Prime Minister Benjamin Netanyahu’s domestic critics are coming out in force following passage of a UN Security Council resolution condemning Israeli settlements, and as the government fears further international moves to impose peace terms Israel opposes.
After initially condemning what most Israeli politicians considered a hostile attack at the UN, the opposition this week blamed Netanyahu for harming the country’s standing and criticised his response to Resolution 2334.
“The prime minister was bragging about our foreign relations, and now what’s underway is a total collapse of Israeli foreign policy,” Yitzhak Herzog, co-chair of Israel’s largest opposition party, said at the opening of the Zionist Union faction meeting.
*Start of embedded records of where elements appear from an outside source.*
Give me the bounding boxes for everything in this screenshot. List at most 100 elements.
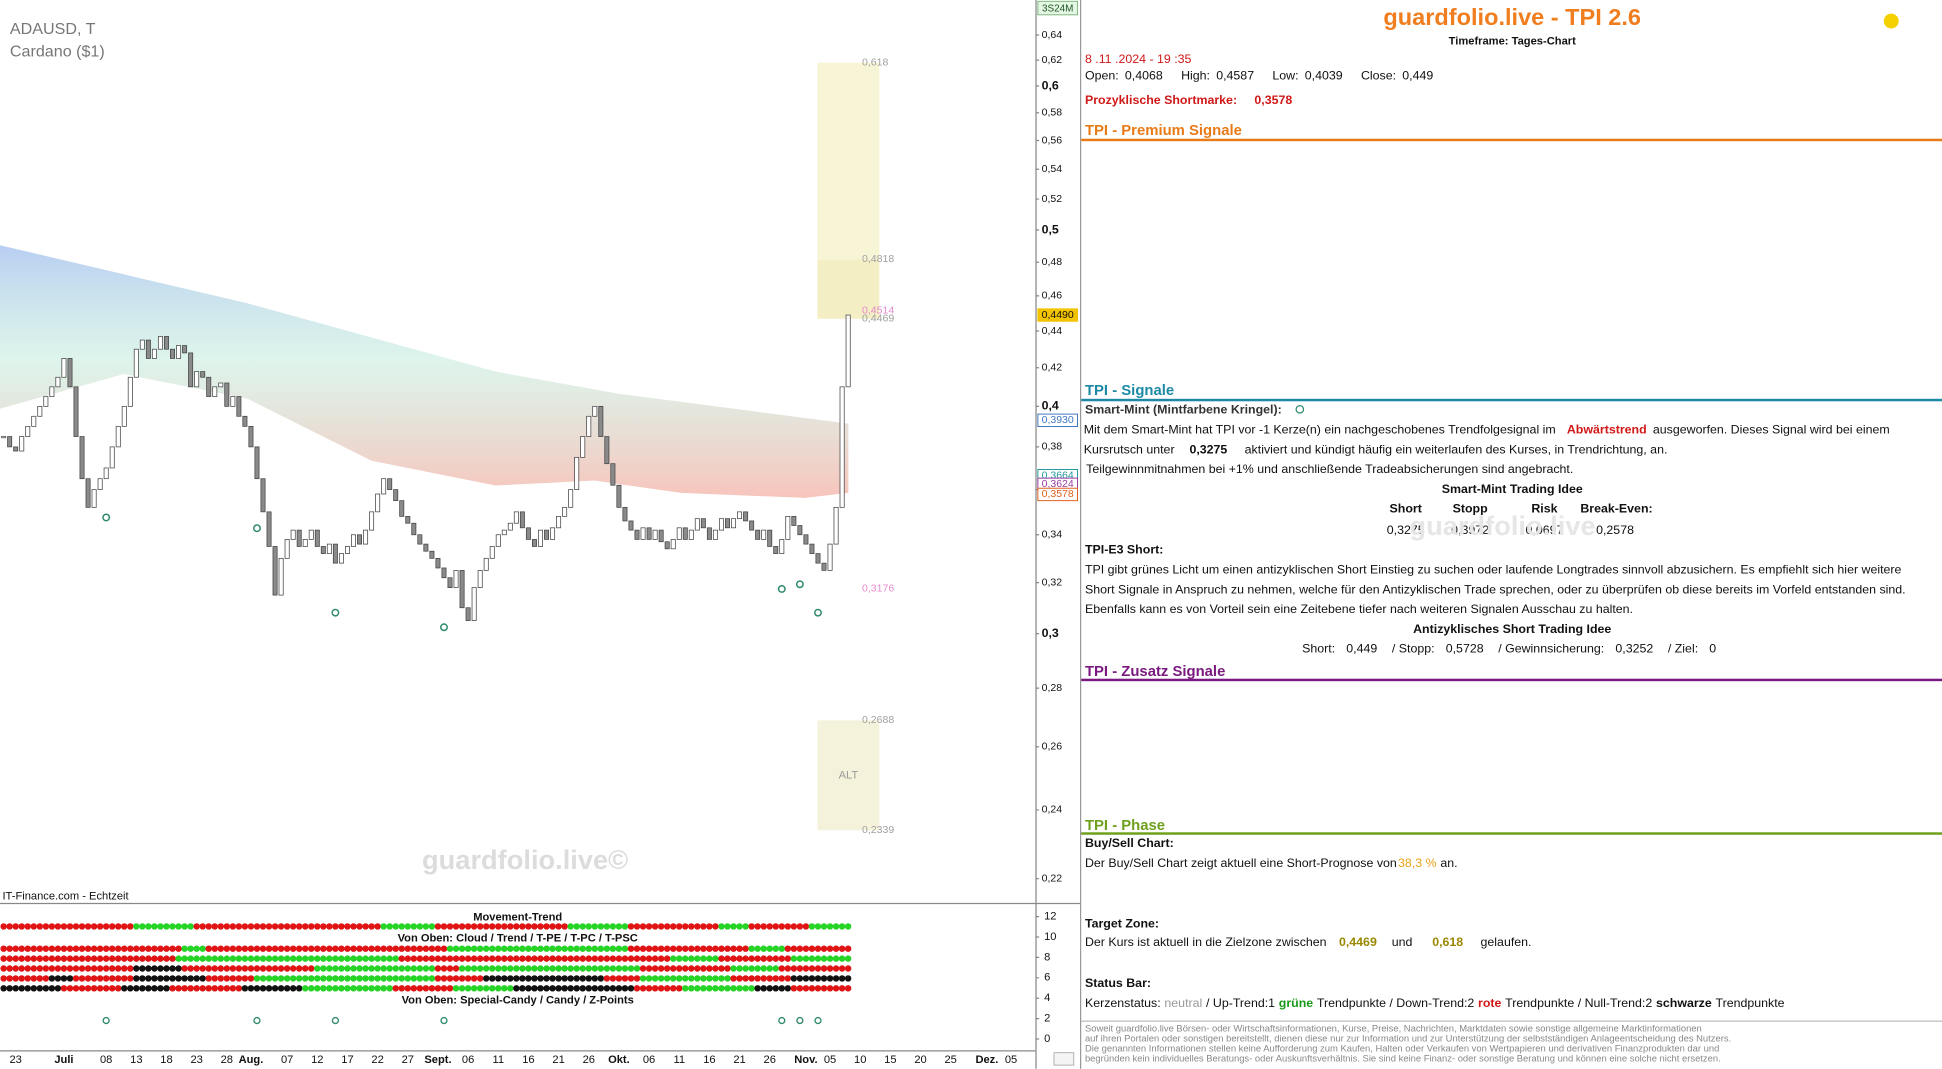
trend-dot <box>808 985 816 992</box>
trend-dot <box>12 975 19 982</box>
trend-dot <box>700 985 707 992</box>
value: 0,449 <box>1346 642 1378 657</box>
trend-dot <box>326 985 333 992</box>
trend-run <box>133 965 182 972</box>
idea-row: Short: 0,449 / Stopp: 0,5728 / Gewinnsiche… <box>1081 643 1942 657</box>
trend-dot <box>609 975 617 982</box>
trend-dot <box>501 965 508 972</box>
x-tick-label: 07 <box>281 1054 293 1066</box>
trend-dot <box>531 965 538 972</box>
trend-dot <box>247 985 255 992</box>
trend-dot <box>700 965 707 972</box>
trend-dot <box>531 985 538 992</box>
trend-dot <box>229 945 237 952</box>
trend-run <box>133 923 194 930</box>
trend-dot <box>615 985 623 992</box>
trend-dot <box>464 923 472 930</box>
trend-dot <box>36 965 44 972</box>
trend-dot <box>609 945 617 952</box>
trend-dot <box>615 975 623 982</box>
text: Mit dem Smart-Mint hat TPI vor -1 Kerze(… <box>1083 423 1556 438</box>
trend-dot <box>838 975 846 982</box>
trend-dot <box>0 945 7 952</box>
trend-dot <box>603 945 611 952</box>
trend-dot <box>597 985 605 992</box>
trend-dot <box>0 923 7 930</box>
trend-dot <box>145 985 152 992</box>
trend-dot <box>688 965 695 972</box>
text: Trendpunkte <box>1715 997 1785 1011</box>
trend-dot <box>320 955 327 962</box>
price-marker-box <box>1037 308 1079 322</box>
trend-dot <box>121 945 128 952</box>
trend-dot <box>145 923 152 930</box>
trend-dot <box>706 965 713 972</box>
smart-mint-signal <box>253 524 261 533</box>
panel-subtitle: Von Oben: Cloud / Trend / T-PE / T-PC / … <box>398 933 638 945</box>
y-tick-label: 0,4 <box>1042 399 1059 413</box>
trend-dot <box>778 965 786 972</box>
trend-dot <box>115 945 122 952</box>
trend-dot <box>0 975 7 982</box>
trend-dot <box>18 923 25 930</box>
label: / Ziel: <box>1667 642 1699 657</box>
x-tick-label: 16 <box>703 1054 715 1066</box>
trend-dot <box>730 975 737 982</box>
trend-dot <box>555 955 562 962</box>
trend-dot <box>597 975 605 982</box>
trend-dot <box>440 975 448 982</box>
trend-dot <box>0 985 7 992</box>
level-label: 0,4818 <box>862 253 894 265</box>
trend-dot <box>84 923 92 930</box>
highlight: neutral <box>1164 997 1203 1011</box>
trend-dot <box>78 975 86 982</box>
trend-dot <box>66 945 74 952</box>
trend-dot <box>271 945 279 952</box>
trend-dot <box>6 985 13 992</box>
trend-dot <box>12 965 19 972</box>
y-tick-label: 0,54 <box>1042 163 1063 175</box>
candle <box>164 336 169 350</box>
trend-dot <box>380 975 387 982</box>
trend-dot <box>555 945 562 952</box>
trend-dot <box>760 945 767 952</box>
scale-button[interactable] <box>1053 1052 1075 1066</box>
z-point <box>814 1016 822 1025</box>
trend-dot <box>730 985 737 992</box>
trend-dot <box>54 923 62 930</box>
trend-dot <box>736 975 743 982</box>
trend-dot <box>694 923 701 930</box>
trend-dot <box>639 965 647 972</box>
candle <box>459 570 465 609</box>
trend-dot <box>694 945 701 952</box>
trend-dot <box>567 965 574 972</box>
x-tick-label: 16 <box>522 1054 534 1066</box>
panel-title: Movement-Trend <box>473 912 562 924</box>
trend-dot <box>386 945 393 952</box>
trend-run <box>718 955 792 962</box>
trend-dot <box>187 955 194 962</box>
trend-dot <box>253 985 261 992</box>
trend-dot <box>760 965 767 972</box>
trend-dot <box>452 965 460 972</box>
trend-dot <box>6 965 13 972</box>
trend-dot <box>844 945 852 952</box>
trend-dot <box>181 965 188 972</box>
trend-dot <box>452 945 460 952</box>
trend-dot <box>235 985 243 992</box>
trend-dot <box>108 945 116 952</box>
trend-dot <box>434 975 442 982</box>
trend-dot <box>639 955 647 962</box>
candle <box>37 405 43 417</box>
trend-dot <box>718 955 725 962</box>
trend-dot <box>561 985 568 992</box>
trend-dot <box>555 985 562 992</box>
trend-dot <box>6 975 13 982</box>
price-marker-label: 0,3578 <box>1042 488 1074 500</box>
trend-dot <box>392 965 399 972</box>
trend-dot <box>452 923 460 930</box>
y-tick-label: 0,38 <box>1042 441 1063 453</box>
trend-run <box>0 923 134 930</box>
trend-dot <box>320 965 327 972</box>
trend-dot <box>163 975 170 982</box>
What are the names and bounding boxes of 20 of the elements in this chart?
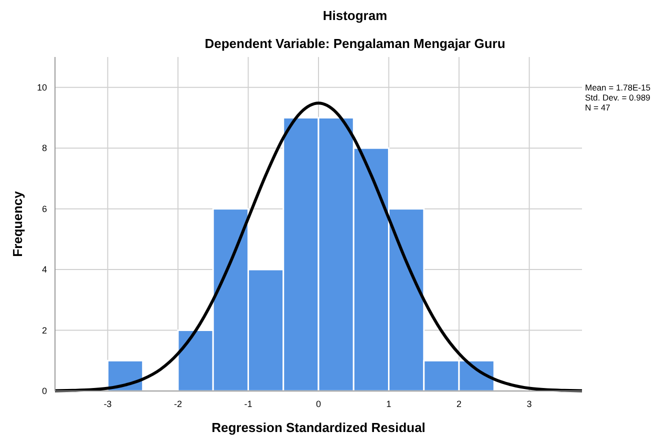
y-tick-label: 8 xyxy=(42,143,47,154)
x-tick-label: 1 xyxy=(386,399,392,409)
x-tick-label: 2 xyxy=(456,399,462,409)
text: N = 47 xyxy=(585,102,611,112)
x-tick-label: -1 xyxy=(244,399,252,409)
chart-subtitle: Dependent Variable: Pengalaman Mengajar Guru xyxy=(204,36,506,51)
text: Mean = 1.78E-15 xyxy=(585,82,651,92)
y-tick-label: 0 xyxy=(42,386,47,396)
y-axis-title: Frequency xyxy=(10,190,25,257)
x-tick-label: -2 xyxy=(174,399,182,409)
y-tick-label: 6 xyxy=(42,204,47,214)
x-tick-label: 3 xyxy=(526,399,532,409)
text: Std. Dev. = 0.989 xyxy=(585,92,651,102)
y-tick-label: 4 xyxy=(42,264,47,275)
y-tick-label: 10 xyxy=(36,82,47,92)
chart-title: Histogram xyxy=(322,8,388,23)
y-tick-label: 2 xyxy=(42,325,47,336)
x-tick-label: 0 xyxy=(316,399,322,409)
x-tick-label: -3 xyxy=(104,399,112,409)
x-axis-title: Regression Standardized Residual xyxy=(212,420,426,435)
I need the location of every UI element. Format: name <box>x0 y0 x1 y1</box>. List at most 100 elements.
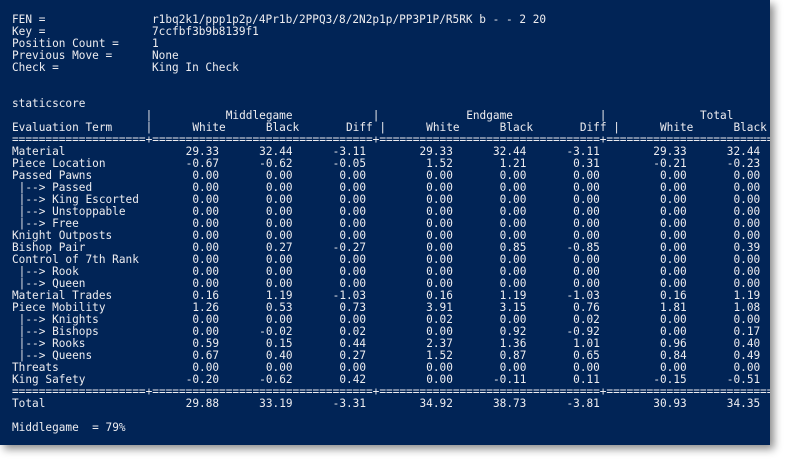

He called on Yair Lapid, head of the opposition party Yesh Atid, and Finance Minister Moshe Kahlon, whose Kulanu party is part of the government, to join him and “stop Netanyahu before it’s too late.”
Israel summoned representatives from Security Council members on Sunday and ordered the Foreign Ministry to reduce work ties with countries that voted for Resolution 2334, which demands that Israel cease construction in all areas it captured in the 1967 Middle East war and describes the West Bank and East Jerusalem as occupied Palestinian territory. A day earlier, Netanyahu recalled Israel’s ambassadors from New Zealand and Senegal, two of the resolution’s four co-sponsors, ended aid programs to Senegal and pledged to cut off 30 million shekels ($US7.9 million) in Israeli funding to UN institutions.